Citroën Chile S.A.C.
- Company type: Subsidiary
- Industry: Automotive
- Founded: 1955
- Headquarters: Providencia, Chile
- Area served: Chile
- Key people: Rodrigo Hernando (General Manager)
- Products: Automobiles, panel vans
- Parent: Citroën
- Website: www.citroen.cl

= Citroën Chile =

Chilean subsidiary of Citroën

Citroën Chile S.A.C., previously known as Citroën Chilena S.A, is the Chilean subsidiary of French automotive manufacturer Citroën which specializes in the sales and distribution of Citroën automobiles in Chile. Until 1982, it also produced vehicles of the brand in the country.

==History==
Citroën Chilena S.A. was founded in 1955. In 1963, production of automobiles began at a plant in Arica.
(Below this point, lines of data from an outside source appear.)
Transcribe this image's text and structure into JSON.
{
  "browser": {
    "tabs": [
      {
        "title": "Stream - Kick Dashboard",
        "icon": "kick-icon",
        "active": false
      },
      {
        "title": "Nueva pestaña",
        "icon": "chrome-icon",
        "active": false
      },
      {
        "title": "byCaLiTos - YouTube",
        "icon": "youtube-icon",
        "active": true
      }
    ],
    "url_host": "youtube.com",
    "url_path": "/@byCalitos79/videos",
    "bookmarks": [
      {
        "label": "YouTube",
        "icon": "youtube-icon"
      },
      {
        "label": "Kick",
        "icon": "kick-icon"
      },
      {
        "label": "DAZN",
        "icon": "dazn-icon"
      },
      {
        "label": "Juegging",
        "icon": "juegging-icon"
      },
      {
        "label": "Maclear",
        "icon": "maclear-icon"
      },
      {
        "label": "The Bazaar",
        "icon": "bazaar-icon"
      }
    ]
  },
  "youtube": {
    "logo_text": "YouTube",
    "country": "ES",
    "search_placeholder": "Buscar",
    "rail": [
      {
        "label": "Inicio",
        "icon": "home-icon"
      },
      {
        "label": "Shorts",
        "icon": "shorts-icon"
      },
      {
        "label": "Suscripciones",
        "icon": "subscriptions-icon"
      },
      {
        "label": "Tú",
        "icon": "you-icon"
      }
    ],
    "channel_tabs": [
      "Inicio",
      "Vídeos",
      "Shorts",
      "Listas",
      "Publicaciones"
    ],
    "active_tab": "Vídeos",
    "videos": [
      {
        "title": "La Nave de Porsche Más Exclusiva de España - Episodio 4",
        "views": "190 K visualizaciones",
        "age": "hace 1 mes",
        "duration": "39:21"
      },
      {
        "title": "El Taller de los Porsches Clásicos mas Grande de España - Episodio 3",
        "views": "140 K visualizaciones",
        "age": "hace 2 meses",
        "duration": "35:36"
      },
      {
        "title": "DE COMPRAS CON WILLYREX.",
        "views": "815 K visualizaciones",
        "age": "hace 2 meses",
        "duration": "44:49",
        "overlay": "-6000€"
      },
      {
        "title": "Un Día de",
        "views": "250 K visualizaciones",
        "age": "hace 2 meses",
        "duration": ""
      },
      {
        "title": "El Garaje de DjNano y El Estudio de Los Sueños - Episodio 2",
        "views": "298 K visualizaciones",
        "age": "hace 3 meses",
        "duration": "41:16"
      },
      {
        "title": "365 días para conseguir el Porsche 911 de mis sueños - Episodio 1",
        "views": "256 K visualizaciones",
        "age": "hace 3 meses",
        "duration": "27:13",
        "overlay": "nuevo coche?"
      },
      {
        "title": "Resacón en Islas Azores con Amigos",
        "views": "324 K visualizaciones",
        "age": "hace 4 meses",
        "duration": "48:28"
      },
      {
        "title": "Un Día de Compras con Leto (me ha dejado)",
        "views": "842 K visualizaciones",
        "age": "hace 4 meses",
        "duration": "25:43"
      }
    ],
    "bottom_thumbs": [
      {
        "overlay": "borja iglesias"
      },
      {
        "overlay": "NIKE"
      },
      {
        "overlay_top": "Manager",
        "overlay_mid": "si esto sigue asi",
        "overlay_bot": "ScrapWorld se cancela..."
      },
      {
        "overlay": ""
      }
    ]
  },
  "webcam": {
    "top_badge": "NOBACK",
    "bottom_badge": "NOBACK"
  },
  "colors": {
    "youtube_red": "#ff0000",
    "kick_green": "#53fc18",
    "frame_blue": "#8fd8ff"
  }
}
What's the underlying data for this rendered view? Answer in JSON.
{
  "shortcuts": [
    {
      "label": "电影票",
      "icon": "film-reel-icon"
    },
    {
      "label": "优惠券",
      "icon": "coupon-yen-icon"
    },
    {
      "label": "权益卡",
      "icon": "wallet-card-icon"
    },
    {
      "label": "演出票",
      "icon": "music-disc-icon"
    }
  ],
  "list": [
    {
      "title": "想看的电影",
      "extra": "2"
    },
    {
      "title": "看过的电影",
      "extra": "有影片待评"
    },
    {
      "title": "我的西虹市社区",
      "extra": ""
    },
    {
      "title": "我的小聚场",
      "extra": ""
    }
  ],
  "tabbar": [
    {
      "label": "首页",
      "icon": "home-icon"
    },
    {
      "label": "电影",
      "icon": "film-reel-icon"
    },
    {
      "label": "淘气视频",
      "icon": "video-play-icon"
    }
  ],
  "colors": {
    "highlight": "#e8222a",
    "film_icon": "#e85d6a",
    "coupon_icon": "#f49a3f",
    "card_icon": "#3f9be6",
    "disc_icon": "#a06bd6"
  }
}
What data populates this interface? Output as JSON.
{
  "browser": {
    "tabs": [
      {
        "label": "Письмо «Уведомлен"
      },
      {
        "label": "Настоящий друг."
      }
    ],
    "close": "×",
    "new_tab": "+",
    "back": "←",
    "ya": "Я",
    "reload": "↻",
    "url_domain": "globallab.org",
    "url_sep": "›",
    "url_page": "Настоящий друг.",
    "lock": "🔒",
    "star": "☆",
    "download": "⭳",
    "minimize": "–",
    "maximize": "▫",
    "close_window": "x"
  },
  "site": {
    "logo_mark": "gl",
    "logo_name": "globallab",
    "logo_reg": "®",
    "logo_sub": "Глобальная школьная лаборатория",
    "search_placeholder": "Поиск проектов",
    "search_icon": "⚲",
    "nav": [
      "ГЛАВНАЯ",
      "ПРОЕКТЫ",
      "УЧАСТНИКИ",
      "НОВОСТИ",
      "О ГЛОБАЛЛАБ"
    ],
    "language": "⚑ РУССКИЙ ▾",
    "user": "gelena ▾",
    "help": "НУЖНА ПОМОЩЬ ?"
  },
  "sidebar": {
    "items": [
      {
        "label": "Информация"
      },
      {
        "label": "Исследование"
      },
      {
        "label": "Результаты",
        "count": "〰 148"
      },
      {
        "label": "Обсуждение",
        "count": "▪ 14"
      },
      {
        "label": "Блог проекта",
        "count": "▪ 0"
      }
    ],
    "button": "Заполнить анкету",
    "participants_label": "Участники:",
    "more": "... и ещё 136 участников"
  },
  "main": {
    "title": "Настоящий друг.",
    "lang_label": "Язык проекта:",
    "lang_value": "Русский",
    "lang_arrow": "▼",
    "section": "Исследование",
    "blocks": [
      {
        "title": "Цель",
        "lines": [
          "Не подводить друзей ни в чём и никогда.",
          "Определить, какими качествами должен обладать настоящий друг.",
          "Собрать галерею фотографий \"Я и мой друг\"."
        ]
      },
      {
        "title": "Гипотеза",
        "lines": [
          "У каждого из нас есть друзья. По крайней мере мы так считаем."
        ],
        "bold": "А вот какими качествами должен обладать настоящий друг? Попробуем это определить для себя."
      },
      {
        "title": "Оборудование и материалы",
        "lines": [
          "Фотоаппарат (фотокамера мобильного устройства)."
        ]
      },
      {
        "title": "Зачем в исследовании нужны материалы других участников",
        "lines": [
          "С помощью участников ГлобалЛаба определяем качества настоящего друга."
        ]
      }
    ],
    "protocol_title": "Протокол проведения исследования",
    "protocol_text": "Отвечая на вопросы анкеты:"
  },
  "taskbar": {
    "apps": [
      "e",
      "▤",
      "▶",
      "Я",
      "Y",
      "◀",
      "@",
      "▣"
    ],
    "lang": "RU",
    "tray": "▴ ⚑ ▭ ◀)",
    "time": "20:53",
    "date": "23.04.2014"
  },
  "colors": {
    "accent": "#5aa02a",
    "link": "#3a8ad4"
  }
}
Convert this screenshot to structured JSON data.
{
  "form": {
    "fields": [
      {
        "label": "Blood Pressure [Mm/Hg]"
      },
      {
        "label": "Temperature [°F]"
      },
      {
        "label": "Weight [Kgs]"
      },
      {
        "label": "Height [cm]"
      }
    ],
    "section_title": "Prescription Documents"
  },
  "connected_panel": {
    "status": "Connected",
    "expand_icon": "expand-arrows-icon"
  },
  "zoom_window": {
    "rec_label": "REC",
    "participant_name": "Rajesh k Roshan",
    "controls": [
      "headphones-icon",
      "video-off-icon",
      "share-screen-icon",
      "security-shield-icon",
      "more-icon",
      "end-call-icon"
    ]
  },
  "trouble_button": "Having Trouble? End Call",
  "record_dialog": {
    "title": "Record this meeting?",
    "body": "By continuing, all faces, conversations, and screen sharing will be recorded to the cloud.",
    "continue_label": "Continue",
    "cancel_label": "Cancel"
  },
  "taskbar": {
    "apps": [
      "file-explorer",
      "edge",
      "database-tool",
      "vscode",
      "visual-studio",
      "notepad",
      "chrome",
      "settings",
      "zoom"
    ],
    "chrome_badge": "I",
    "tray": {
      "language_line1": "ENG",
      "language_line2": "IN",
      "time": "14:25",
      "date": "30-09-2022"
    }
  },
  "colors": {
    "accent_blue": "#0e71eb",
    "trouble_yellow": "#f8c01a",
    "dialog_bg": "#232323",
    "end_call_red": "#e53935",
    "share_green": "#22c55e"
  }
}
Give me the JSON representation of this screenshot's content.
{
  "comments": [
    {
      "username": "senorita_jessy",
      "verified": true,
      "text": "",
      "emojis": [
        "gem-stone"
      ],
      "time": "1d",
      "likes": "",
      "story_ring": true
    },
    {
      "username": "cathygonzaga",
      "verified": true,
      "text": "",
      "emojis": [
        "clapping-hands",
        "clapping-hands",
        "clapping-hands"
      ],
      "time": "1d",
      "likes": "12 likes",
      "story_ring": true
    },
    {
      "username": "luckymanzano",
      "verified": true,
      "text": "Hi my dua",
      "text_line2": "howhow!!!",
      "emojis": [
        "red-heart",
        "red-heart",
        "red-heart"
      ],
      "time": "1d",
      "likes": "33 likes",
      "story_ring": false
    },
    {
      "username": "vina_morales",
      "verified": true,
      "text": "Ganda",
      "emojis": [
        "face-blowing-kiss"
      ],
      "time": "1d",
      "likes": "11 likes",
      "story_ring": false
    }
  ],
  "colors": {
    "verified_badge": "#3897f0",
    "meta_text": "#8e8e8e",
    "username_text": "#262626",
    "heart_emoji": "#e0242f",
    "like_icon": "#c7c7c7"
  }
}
A source gives a connection to Sociedad Importadora e Industrial J. Lhorente y Cia. Ltda. in Chinthorre. For a time, José Lhorente managed the company. Likewise, the company name was called Automotriz Arica S.A.

In the early 1970s, the Chilean government under Salvador Allende decided to restructure the automotive industry under state control. To do this, the Joinz Venture Corfo-Citroën was approved to produce small vehicles. Renault and Fiat were to produce medium-sized cars, while Peugeot was to be responsible for large vehicles.

In 1972, the company was renamed Corfo-Citroën. In 1980, the company name was changed to Citroën Chile S.A.C. Production ended in 1982. In the same year, the company had a share of around 4.5% in Chilean vehicle production (457 out of 10,255 vehicles). Citroën Chile is still active as an import company.